L'inquiétude financière est grande durant la crise de la COVID-19.

Photo : Getty Images / Osarieme Eweka

Le panel fait remarquer dans son rapport qu'une tranche de la population vulnérable est le travailleur à faible revenu, car les personnes sur l'assistance sociale ont droit à beaucoup d'aide et de programmes et les familles ont droit à de l'aide financière pour les enfants, mais les travailleurs célibataires arrivent difficilement à joindre les deux bouts.

Nous avons besoin de stratégies pour les travailleurs pauvres.

Une citation de :David Green, professeur d'économie, UBC

Chaque année, de 800 à 1000 jeunes atteignent l'âge adulte et quittent leur foyer d'accueil en Colombie-Britannique, ajoute David Green, et les deux tiers d’entre eux sont d'origine autochtone.

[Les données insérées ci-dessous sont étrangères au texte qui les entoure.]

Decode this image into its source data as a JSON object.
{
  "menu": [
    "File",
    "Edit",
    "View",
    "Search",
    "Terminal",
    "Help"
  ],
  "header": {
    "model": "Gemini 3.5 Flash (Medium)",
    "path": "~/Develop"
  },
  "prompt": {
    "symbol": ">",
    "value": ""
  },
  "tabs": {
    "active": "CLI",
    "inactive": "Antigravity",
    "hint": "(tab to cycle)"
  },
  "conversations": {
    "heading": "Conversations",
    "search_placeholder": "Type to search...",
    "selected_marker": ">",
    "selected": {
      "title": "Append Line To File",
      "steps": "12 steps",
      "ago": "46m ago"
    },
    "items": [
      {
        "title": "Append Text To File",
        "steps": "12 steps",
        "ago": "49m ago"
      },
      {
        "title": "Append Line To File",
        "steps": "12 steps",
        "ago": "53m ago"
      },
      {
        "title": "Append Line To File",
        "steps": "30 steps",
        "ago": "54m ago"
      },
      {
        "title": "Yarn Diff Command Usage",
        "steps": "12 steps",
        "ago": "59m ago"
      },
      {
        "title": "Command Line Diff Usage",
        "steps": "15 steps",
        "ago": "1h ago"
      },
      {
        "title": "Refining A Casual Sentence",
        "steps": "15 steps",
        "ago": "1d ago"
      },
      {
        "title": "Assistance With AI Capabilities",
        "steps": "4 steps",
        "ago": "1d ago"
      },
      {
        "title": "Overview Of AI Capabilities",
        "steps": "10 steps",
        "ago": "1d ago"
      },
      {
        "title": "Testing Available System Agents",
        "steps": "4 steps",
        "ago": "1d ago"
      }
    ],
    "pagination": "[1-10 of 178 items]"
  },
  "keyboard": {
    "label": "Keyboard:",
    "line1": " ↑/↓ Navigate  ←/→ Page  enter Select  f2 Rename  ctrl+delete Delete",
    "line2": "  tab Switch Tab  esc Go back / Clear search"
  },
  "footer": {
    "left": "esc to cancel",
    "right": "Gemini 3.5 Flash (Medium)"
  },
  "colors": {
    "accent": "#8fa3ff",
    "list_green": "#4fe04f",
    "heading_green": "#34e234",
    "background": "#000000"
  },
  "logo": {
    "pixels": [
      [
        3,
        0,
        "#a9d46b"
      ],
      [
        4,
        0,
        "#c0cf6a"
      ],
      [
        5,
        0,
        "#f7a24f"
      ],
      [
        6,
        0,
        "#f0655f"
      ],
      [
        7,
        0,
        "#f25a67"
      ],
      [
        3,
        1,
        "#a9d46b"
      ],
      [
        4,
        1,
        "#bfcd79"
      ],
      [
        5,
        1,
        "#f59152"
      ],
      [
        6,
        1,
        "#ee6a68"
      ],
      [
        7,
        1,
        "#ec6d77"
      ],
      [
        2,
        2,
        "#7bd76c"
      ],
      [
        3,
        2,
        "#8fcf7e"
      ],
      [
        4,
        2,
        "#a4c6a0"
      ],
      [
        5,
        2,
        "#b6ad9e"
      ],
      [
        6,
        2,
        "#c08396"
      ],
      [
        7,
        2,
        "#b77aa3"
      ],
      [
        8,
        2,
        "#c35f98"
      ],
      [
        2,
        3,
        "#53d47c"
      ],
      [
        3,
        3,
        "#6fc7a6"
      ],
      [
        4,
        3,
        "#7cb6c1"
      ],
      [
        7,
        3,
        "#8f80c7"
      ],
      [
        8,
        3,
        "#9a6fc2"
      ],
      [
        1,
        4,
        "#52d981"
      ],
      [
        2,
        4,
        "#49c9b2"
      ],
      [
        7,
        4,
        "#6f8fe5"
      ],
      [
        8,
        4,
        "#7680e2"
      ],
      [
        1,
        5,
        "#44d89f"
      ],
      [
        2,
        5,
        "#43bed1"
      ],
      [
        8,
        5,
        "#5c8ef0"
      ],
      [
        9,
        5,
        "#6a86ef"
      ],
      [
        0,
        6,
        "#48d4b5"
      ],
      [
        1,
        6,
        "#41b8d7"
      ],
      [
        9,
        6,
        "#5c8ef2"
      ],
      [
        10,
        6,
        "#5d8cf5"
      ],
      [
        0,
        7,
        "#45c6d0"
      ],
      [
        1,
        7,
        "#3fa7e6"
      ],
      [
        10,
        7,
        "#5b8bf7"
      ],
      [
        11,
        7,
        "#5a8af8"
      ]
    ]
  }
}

Il devrait y avoir un ministère pour s'occuper uniquement de ces jeunes, croit le président.

Le panel affirme que le coût de ses recommandations, des aides financières jumelées à des services sociaux, se situe entre 3,3 et 5 milliards de dollars.

Tandis qu'offrir un revenu de base garanti à tous en Colombie-Britannique équivaudrait à une dépense de 52 milliards de dollars, selon les experts du panel.

Le ministre de la Réduction de la pauvreté du Développement social de la Colombie-Britannique, Nicholas Simons, a affirmé par écrit que son ministère va étudier les recommandations du panel et continuer à aller de l'avant avec TogetherBC (Nouvelle fenêtre), la stratégie actuelle de réduction de la pauvreté de la province.